Marisa Guerin, PhD, is retired from a career that spanned three phases: first, as Director of the national office for national Catholic youth ministry; second, as Vice President of Human Resources for a major international manufacturing company; and third, as President of her own consulting company, providing support to businesses and nonprofit organizations on issues related to management, strategy, and leadership. Marisa holds a doctorate in Human and Organizational Systems and served for five years on the Project Faculty of the Wharton Global Consulting Practicum. A native of the Philadelphia area, Marisa lives in West Philadelphia with her husband, Mike Sweeney. Marisa was diagnosed in August 2021 with Multiple Myeloma.

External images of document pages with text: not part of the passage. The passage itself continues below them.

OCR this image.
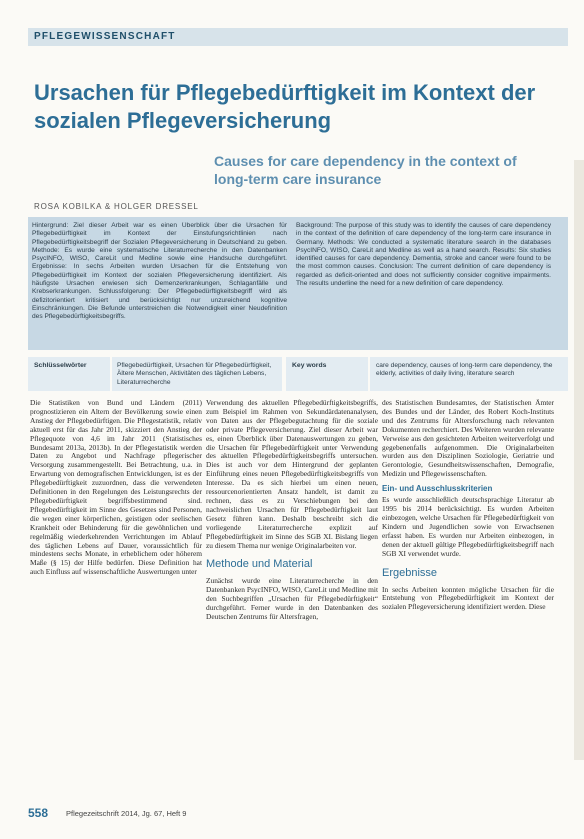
PFLEGEWISSENSCHAFT
Ursachen für Pflegebedürftigkeit im Kontext der sozialen Pflegeversicherung
Causes for care dependency in the context of long-term care insurance
ROSA KOBILKA & HOLGER DRESSEL
Hintergrund: Ziel dieser Arbeit war es einen Überblick über die Ursachen für Pflegebedürftigkeit im Kontext der Einstufungsrichtlinien nach Pflegebedürftigkeitsbegriff der Sozialen Pflegeversicherung in Deutschland zu geben. Methode: Es wurde eine systematische Literaturrecherche in den Datenbanken PsycINFO, WISO, CareLit und Medline sowie eine Handsuche durchgeführt. Ergebnisse: In sechs Arbeiten wurden Ursachen für die Entstehung von Pflegebedürftigkeit im Kontext der sozialen Pflegeversicherung identifiziert. Als häufigste Ursachen erwiesen sich Demenzerkrankungen, Schlaganfälle und Krebserkrankungen. Schlussfolgerung: Der Pflegebedürftigkeitsbegriff wird als defizitorientiert kritisiert und berücksichtigt nur unzureichend kognitive Einschränkungen. Die Befunde unterstreichen die Notwendigkeit einer Neudefinition des Pflegebedürftigkeitsbegriffs.
Background: The purpose of this study was to identify the causes of care dependency in the context of the definition of care dependency of the long-term care insurance in Germany. Methods: We conducted a systematic literature search in the databases PsycINFO, WISO, CareLit and Medline as well as a hand search. Results: Six studies identified causes for care dependency. Dementia, stroke and cancer were found to be the most common causes. Conclusion: The current definition of care dependency is regarded as deficit-oriented and does not sufficiently consider cognitive impairments. The results underline the need for a new definition of care dependency.
Schlüsselwörter	Pflegebedürftigkeit, Ursachen für Pflegebedürftigkeit, Ältere Menschen, Aktivitäten des täglichen Lebens, Literaturrecherche
Key words	care dependency, causes of long-term care dependency, the elderly, activities of daily living, literature search

Die Statistiken von Bund und Ländern (2011) prognostizieren ein Altern der Bevölkerung sowie einen Anstieg der Pflegebedürftigen. Die Pflegestatistik, relativ aktuell erst für das Jahr 2011, skizziert den Anstieg der Pflegequote von 4,6 im Jahr 2011 (Statistisches Bundesamt 2013a, 2013b). In der Pflegestatistik werden Daten zu Angebot und Nachfrage pflegerischer Versorgung zusammengestellt. Bei Betrachtung, u.a. in Erwartung von demografischen Entwicklungen, ist es der Pflegebedürftigkeit zuzuordnen, dass die verwendeten Definitionen in den Regelungen des Leistungsrechts der Pflegebedürftigkeit begriffsbestimmend sind. Pflegebedürftigkeit im Sinne des Gesetzes sind Personen, die wegen einer körperlichen, geistigen oder seelischen Krankheit oder Behinderung für die gewöhnlichen und regelmäßig wiederkehrenden Verrichtungen im Ablauf des täglichen Lebens auf Dauer, voraussichtlich für mindestens sechs Monate, in erheblichem oder höherem Maße (§ 15) der Hilfe bedürfen. Diese Definition hat auch Einfluss auf wissenschaftliche Auswertungen unter

Verwendung des aktuellen Pflegebedürftigkeitsbegriffs, zum Beispiel im Rahmen von Sekundärdatenanalysen, von Daten aus der Pflegebegutachtung für die soziale oder private Pflegeversicherung. Ziel dieser Arbeit war es, einen Überblick über Datenauswertungen zu geben, die Ursachen für Pflegebedürftigkeit unter Verwendung des aktuellen Pflegebedürftigkeitsbegriffs untersuchen. Dies ist auch vor dem Hintergrund der geplanten Einführung eines neuen Pflegebedürftigkeitsbegriffs von Interesse. Da es sich hierbei um einen neuen, ressourcenorientierten Ansatz handelt, ist damit zu rechnen, dass es zu Verschiebungen bei den nachweislichen Ursachen für Pflegebedürftigkeit laut Gesetz führen kann. Deshalb beschreibt sich die vorliegende Literaturrecherche explizit auf Pflegebedürftigkeit im Sinne des SGB XI. Bislang liegen zu diesem Thema nur wenige Originalarbeiten vor.

Methode und Material

Zunächst wurde eine Literaturrecherche in den Datenbanken PsycINFO, WISO, CareLit und Medline mit den Suchbegriffen „Ursachen für Pflegebedürftigkeit“ durchgeführt. Ferner wurde in den Datenbanken des Deutschen Zentrums für Altersfragen,

des Statistischen Bundesamtes, der Statistischen Ämter des Bundes und der Länder, des Robert Koch-Instituts und des Zentrums für Altersforschung nach relevanten Dokumenten recherchiert. Des Weiteren wurden relevante Verweise aus den gesichteten Arbeiten weiterverfolgt und gegebenenfalls aufgenommen. Die Originalarbeiten wurden aus den Disziplinen Soziologie, Geriatrie und Gerontologie, Gesundheitswissenschaften, Demografie, Medizin und Pflegewissenschaften.

Ein- und Ausschlusskriterien

Es wurde ausschließlich deutschsprachige Literatur ab 1995 bis 2014 berücksichtigt. Es wurden Arbeiten einbezogen, welche Ursachen für Pflegebedürftigkeit von Kindern und Jugendlichen sowie von Erwachsenen erfasst haben. Es wurden nur Arbeiten einbezogen, in denen der aktuell gültige Pflegebedürftigkeitsbegriff nach SGB XI verwendet wurde.

Ergebnisse

In sechs Arbeiten konnten mögliche Ursachen für die Entstehung von Pflegebedürftigkeit im Kontext der sozialen Pflegeversicherung identifiziert werden. Diese

558 Pflegezeitschrift 2014, Jg. 67, Heft 9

I love the way you think, Marisa. I have also been struggling with similar thoughts since my breast cancer diagnosis on 10/12. My prognosis isn’t the best at this point and I lost both my parents to cancer, not to mention my only son has stage 4 synovial sarcoma at age (now)19. I don’t want my cancer there, but it’s not intentionally killing me. I don’t want to personify it. I don’t think waging war will help. I will do what I can to destroy it, but hating it will not help, I do not think. So complicated these feelings. My Dad also faced mortality with serenity. That made it so much easier for all of us and I hope I can do the same, once I can no longer avoid it. In the meantime, my cancer is simply there and needs to be eradicated. It is not wanted.